In late 2015, Washington Post restaurant critic Tom Sietsma didn’t pick Portland as the nation’s number one food city because of our restaurants alone. Rather, he says, our area’s entire culinary scene is superior to all others because of our countless high-quality food carts, bakeries, coffee shops, wineries, breweries, distilleries, grocers and local farmers and producers, as well as the unique pride we take in sourcing everything locally as a way of life. Portland sets the trend for the rest of the country to follow.
But the awareness of the necessity for legal services and representation among culinary entrepreneurs has not kept pace with the sector’s rapid growth. Lewis & Clark Law School aims to change that to the benefit of the entire local industry.

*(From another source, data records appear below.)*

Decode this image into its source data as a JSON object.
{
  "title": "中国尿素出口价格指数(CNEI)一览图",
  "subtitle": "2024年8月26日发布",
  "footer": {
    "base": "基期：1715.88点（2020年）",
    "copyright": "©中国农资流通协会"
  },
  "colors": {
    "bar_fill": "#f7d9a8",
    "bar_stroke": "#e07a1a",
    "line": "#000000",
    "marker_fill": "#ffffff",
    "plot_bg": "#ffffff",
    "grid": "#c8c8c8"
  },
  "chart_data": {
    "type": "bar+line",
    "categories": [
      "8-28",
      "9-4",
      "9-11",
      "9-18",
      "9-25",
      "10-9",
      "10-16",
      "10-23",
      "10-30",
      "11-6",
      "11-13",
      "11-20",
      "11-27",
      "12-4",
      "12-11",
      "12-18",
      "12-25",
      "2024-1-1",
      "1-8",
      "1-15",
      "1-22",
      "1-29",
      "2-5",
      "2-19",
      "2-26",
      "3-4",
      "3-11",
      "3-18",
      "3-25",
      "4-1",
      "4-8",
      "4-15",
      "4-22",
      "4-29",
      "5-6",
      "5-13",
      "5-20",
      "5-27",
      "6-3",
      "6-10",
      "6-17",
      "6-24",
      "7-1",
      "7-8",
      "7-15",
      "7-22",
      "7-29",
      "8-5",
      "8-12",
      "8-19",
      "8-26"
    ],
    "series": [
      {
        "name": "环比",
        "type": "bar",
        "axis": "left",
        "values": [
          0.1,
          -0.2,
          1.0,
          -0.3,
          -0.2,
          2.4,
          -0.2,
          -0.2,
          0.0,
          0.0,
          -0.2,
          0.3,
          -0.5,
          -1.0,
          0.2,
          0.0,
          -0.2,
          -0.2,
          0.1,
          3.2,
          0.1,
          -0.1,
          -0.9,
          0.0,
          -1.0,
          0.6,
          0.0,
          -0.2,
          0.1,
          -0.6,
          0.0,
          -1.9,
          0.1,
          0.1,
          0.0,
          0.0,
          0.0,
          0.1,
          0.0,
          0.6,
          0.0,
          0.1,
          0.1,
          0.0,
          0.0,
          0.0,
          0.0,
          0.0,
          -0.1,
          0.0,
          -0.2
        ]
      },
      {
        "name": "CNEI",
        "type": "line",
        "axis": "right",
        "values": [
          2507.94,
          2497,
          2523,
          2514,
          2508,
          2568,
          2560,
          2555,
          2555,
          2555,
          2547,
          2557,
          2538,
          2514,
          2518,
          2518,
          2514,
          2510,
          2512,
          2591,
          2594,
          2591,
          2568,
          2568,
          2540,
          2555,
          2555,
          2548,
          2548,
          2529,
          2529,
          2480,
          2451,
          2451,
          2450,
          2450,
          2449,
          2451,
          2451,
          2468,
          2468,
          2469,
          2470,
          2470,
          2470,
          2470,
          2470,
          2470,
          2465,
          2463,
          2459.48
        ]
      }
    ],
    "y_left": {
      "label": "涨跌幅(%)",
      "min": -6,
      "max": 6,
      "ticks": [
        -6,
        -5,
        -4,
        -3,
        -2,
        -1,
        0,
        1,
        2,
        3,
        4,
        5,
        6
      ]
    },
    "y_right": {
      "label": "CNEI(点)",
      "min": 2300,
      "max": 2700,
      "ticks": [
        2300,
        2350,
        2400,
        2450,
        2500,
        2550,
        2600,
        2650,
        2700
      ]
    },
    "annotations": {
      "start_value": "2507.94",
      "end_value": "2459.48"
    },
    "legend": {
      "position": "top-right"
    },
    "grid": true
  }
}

At present, Lewis & Clark offers a class in food law, runs a Small Business Legal Clinic to guide local entrepreneurs, and has a student-run Food & Wine Law Society (FWLS). Vytas Babusis, third-year law student and FWLS co-founder, says Lewis & Clark, like Portland, is where we “authentically live [our] beliefs, from recycling to biking to work to how we practice law.” With the nation’s number one Environmental Law program, first Animal Law program, and a long-standing Business Law program, it came organically to rethink how law can naturally help guide those working with food.
That’s why the law school and FWLS launched an annual Food Law Forum, the first of which took place last year. This year’s forum, Food Fusion: Law’s Sustaining Role in Business, is scheduled for April 15.